First we see the object of veneration, full screen. And the anachronistic reflection enters the frame to deny the original diegesis (Double Indemnity), literally upstaging Stanwyck. Now the image of the voyeur is revealed to the audience made self-conscious. Like if a spotlight was directed on the spectator in the dark theatre, showing up our anonymous presence on the silver screen like on a mirroring window. The TV screen stands for the peeping window of voyeurism.

The TV set is also a mirror, physically, because De Palma uses it to film the face of his actress while she's turning her back to us. It is symbolically also because the viewer-voyeur, looks into the screen and wants to see his/her own reflection on the screen, meaning IN the movie. And this clever mise-en-scene achieves just that, the viewer and the star are side by side on the screen.

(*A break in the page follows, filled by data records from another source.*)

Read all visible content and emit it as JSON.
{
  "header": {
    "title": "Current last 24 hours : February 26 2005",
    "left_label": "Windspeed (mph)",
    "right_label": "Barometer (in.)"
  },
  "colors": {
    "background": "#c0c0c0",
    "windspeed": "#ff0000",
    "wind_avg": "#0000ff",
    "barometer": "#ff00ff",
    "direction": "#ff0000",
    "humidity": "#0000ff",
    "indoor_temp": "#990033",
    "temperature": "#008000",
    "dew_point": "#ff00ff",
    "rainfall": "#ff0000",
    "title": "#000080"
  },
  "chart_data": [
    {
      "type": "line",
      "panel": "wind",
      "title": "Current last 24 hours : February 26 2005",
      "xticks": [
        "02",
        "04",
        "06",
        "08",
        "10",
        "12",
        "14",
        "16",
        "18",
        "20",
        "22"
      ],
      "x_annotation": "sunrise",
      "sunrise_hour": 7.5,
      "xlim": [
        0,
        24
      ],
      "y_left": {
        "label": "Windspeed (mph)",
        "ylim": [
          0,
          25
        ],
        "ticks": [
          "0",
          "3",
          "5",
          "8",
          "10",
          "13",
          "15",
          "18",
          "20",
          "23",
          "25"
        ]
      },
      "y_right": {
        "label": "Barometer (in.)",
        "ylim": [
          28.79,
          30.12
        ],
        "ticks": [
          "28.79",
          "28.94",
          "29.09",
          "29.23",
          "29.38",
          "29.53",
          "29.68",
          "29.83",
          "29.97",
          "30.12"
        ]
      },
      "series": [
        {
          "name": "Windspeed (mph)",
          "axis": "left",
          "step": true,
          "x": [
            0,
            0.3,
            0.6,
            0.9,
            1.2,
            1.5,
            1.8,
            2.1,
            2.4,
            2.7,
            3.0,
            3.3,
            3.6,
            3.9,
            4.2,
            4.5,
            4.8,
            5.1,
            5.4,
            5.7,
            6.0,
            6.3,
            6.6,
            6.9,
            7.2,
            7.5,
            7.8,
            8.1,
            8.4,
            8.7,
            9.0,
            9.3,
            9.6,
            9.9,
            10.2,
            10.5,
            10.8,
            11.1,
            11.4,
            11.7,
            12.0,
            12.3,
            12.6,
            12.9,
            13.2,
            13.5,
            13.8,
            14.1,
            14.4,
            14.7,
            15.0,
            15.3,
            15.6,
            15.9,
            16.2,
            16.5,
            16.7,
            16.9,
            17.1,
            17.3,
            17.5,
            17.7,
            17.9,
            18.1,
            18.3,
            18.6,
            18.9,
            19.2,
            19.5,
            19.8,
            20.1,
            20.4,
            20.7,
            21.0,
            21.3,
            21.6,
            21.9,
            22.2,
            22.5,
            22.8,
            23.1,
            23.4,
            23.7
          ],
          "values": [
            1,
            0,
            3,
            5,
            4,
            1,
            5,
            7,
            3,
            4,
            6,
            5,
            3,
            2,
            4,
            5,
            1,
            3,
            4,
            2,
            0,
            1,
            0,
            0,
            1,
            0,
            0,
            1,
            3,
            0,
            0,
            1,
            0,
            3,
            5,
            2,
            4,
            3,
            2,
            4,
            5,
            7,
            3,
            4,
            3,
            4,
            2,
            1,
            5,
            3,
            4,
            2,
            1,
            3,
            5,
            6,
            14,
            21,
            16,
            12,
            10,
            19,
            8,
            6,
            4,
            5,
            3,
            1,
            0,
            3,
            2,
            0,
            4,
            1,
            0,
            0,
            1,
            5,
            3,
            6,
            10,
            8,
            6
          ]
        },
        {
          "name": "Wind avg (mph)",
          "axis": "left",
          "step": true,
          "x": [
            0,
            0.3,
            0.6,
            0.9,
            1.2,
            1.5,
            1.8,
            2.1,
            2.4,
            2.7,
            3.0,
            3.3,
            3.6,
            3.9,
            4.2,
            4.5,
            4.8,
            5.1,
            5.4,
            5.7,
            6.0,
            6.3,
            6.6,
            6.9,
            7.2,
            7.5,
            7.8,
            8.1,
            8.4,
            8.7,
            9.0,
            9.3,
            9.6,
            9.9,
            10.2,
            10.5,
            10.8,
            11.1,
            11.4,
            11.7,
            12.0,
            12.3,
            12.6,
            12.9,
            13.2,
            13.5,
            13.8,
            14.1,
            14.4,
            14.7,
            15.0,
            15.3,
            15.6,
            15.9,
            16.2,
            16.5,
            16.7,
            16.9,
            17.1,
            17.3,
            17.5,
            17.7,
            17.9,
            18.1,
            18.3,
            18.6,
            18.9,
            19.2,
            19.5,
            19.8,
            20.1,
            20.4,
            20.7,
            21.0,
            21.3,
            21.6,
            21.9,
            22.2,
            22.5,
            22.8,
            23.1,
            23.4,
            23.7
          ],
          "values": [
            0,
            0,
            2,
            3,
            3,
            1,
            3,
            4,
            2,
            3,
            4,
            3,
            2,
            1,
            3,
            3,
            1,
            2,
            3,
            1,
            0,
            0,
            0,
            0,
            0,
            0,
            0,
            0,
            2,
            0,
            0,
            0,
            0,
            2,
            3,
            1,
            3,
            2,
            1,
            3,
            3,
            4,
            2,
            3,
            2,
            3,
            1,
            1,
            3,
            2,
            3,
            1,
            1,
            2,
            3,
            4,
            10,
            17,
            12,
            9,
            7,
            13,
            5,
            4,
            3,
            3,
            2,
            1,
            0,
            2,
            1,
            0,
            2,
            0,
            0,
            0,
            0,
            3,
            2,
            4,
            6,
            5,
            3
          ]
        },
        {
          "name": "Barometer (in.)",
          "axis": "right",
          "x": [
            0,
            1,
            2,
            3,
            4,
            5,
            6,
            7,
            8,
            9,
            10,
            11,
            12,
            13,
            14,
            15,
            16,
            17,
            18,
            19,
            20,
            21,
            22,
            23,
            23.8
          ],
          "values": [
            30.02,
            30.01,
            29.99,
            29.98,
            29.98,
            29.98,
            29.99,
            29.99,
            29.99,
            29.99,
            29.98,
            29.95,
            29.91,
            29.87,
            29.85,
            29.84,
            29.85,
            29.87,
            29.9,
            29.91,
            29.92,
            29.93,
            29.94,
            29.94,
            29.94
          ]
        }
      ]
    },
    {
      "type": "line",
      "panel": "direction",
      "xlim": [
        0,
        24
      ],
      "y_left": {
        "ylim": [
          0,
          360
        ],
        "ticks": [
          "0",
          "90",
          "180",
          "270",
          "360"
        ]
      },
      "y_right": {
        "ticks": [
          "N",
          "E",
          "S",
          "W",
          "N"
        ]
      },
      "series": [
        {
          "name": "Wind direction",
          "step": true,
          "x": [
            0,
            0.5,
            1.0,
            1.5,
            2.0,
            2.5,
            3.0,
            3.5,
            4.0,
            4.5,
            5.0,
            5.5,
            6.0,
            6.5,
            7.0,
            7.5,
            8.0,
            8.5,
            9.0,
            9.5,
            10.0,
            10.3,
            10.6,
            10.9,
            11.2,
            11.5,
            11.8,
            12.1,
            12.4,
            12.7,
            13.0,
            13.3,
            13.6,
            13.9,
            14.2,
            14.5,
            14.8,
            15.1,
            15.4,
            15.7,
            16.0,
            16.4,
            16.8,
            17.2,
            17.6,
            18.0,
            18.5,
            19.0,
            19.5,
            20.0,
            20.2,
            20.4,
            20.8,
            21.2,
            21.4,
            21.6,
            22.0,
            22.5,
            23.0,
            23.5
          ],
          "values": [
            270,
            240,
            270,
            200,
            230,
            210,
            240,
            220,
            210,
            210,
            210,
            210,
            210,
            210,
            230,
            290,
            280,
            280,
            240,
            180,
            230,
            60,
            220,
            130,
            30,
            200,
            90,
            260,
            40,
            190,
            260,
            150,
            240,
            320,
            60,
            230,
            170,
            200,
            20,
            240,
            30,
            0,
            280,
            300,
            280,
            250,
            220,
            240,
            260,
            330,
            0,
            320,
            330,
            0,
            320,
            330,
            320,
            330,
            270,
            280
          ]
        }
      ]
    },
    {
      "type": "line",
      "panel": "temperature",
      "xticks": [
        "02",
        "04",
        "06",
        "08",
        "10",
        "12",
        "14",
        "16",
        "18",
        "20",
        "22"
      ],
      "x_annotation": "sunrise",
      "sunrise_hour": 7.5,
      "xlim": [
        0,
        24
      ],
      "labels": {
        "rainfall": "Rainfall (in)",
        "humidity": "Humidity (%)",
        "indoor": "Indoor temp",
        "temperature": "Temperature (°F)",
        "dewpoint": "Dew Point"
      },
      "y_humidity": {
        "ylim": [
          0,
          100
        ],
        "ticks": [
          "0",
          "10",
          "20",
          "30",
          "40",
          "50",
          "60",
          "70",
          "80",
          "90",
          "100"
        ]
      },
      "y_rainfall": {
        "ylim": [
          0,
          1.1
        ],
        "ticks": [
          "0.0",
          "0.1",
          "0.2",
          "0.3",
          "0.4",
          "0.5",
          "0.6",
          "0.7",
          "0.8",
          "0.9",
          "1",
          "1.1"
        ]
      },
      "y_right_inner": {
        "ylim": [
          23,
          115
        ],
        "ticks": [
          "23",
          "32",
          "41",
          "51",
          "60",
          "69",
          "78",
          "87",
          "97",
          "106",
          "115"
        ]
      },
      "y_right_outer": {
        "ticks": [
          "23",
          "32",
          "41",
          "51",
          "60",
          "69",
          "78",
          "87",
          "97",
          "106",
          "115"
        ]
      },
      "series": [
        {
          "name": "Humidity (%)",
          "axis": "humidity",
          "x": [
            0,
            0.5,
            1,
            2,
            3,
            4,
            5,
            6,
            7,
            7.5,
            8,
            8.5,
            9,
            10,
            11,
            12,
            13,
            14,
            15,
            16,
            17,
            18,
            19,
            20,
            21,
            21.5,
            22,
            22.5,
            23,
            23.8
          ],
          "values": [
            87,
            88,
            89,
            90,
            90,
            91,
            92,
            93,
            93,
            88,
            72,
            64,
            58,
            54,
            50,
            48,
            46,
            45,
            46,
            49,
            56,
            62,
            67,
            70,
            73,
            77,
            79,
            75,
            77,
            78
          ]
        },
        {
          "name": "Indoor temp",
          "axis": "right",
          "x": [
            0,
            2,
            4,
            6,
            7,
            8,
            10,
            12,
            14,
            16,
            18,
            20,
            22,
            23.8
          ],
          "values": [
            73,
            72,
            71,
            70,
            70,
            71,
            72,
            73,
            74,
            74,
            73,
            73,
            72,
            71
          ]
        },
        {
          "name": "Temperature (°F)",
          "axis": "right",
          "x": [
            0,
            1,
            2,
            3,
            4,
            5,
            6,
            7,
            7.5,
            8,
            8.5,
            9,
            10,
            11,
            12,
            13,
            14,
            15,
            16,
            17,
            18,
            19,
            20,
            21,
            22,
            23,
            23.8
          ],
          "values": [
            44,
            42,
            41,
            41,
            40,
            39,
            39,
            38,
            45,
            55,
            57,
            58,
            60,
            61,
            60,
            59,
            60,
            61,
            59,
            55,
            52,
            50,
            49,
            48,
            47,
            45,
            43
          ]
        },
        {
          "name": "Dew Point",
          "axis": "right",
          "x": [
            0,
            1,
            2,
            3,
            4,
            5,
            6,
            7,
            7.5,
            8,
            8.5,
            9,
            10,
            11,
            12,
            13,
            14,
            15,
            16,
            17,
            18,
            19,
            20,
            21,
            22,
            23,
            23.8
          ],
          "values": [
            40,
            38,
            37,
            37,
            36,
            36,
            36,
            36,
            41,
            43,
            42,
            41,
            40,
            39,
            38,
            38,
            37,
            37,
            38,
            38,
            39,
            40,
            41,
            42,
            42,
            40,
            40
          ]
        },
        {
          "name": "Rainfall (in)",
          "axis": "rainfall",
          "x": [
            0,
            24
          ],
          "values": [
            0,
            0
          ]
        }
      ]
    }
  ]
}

So that's a dialogue with the audience, a welknown feeling shared by a cinephile. The unidentified protagonist is like us, an audience within this fiction. Calling for a deeper identification with her.
Moving on to a deeper layer, we assume the protagonist's point of view. The girl watches a mythical icon and her reflection merges into her. The mirror image materializes this unconscious process of identification ("transference" in freudian term), like a ghost double of herself projected outside her body to rub off a little against the screen, and maybe become a movie star too. Which actually happens with the introduction of the real protagonist, pushing back Barbara Stanwyck to backdrop layer.

There is probably a more complex message about screen feminity nested there by De Palma. I don't know the narrative connection between Double Indemnity and Femme Fatale, so I can't figure the thematic purpose.

The reality check of the TV set and the subtitles continue to remove the viewer from the screen world. A trick meant to accentuate the reality of this hereby fiction (Femme Fatale), by contrast to another fiction film (Double Indemnity) turned into a mere video playing on TV and switched off abruptly. The nudity uncovered as the shot widens makes us more and more interested in the color diegesis.
Perverse manipulation to install the proverbial suspension of disbelief. Now we are ready to forget we are watching a movie, because the "movie" was on that TV, now what's happening is reality and we're in it!
Obviously, watching the film entirely and knowing the substance of the content would help to inform this formal analysis with more pertinence, but as a technical exercice, I thought it was amusing to look into the structure itself alone.